The government is expecting to exceed the direct tax collection target of Rs 4.30 lakh crore for 2010-11 on the backdrop of high economic growth of 8.9 per cent recorded during the first half of the current fiscal.
Pinning hopes on higher tax realisation in the fourth quarter, Central Board of Direct Taxes (CBDT) Chairman Sudhir Chandra today said: "We are hoping to exceed the budgeted target for net direct tax collections this fiscal."
According to certain estimates, total direct tax collections could be around Rs 4.5 lakh crore as against the budgetary estimate of Rs 4.3 lakh crore.
Encouraged by the high economic growth, Finance Minister Pranab Mukherjee recently raised the direct tax collection target by Rs 20,000 crore to Rs 4.5 lakh crore for the current fiscal.
Direct taxes mainly include corporate tax, income tax and wealth tax.
Indian economy has grown by 8.9 per cent during the first half of the current fiscal and according to estimates the growth rate during 2010-11 might go up to 9 per cent, up from 7.4 per cent recorded in the previous fiscal.

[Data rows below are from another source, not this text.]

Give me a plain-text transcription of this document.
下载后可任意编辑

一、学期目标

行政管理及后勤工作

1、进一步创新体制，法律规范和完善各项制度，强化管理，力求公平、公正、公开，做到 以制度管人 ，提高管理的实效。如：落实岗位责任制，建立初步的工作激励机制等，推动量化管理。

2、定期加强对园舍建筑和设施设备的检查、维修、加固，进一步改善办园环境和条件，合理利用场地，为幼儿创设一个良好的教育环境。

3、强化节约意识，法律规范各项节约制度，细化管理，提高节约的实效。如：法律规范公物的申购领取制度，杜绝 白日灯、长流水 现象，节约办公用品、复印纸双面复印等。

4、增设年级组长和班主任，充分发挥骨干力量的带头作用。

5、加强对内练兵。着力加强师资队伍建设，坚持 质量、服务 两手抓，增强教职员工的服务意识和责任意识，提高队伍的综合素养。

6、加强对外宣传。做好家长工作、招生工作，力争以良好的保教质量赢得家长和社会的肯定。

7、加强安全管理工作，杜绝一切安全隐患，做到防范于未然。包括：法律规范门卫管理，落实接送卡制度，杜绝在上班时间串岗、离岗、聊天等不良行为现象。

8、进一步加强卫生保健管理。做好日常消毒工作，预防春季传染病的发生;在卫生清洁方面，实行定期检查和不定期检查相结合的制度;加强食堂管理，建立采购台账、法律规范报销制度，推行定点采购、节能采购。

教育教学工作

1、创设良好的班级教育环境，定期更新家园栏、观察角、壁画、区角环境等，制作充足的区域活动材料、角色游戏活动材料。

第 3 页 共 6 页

Rising economic growth is apparently having a positive impact on the tax collection figures.
The overall mop-up has been boosted by "good collections" under the Tax Deducted at Source (TDS) category, a senior I-T officer said.
The direct tax kitty has already risen by 19.47 per cent to Rs 2.99 lakh crore during the first nine months (April-December 2010) of this fiscal, making up for 69.53 per cent of the annual target.
During the first nine months of the current fiscal, the collections of corporate tax jumped by 22.07 per cent to Rs 2.03 lakh crore.
Also, Personal Income Tax grew at 14.57 per cent to Rs 92,295 crore during the period compared to Rs 83,178 crore in the same period last fiscal. The amount includes the Securities Transaction Tax, residual Fringe Benefit Tax and Banking Cash Transaction Tax.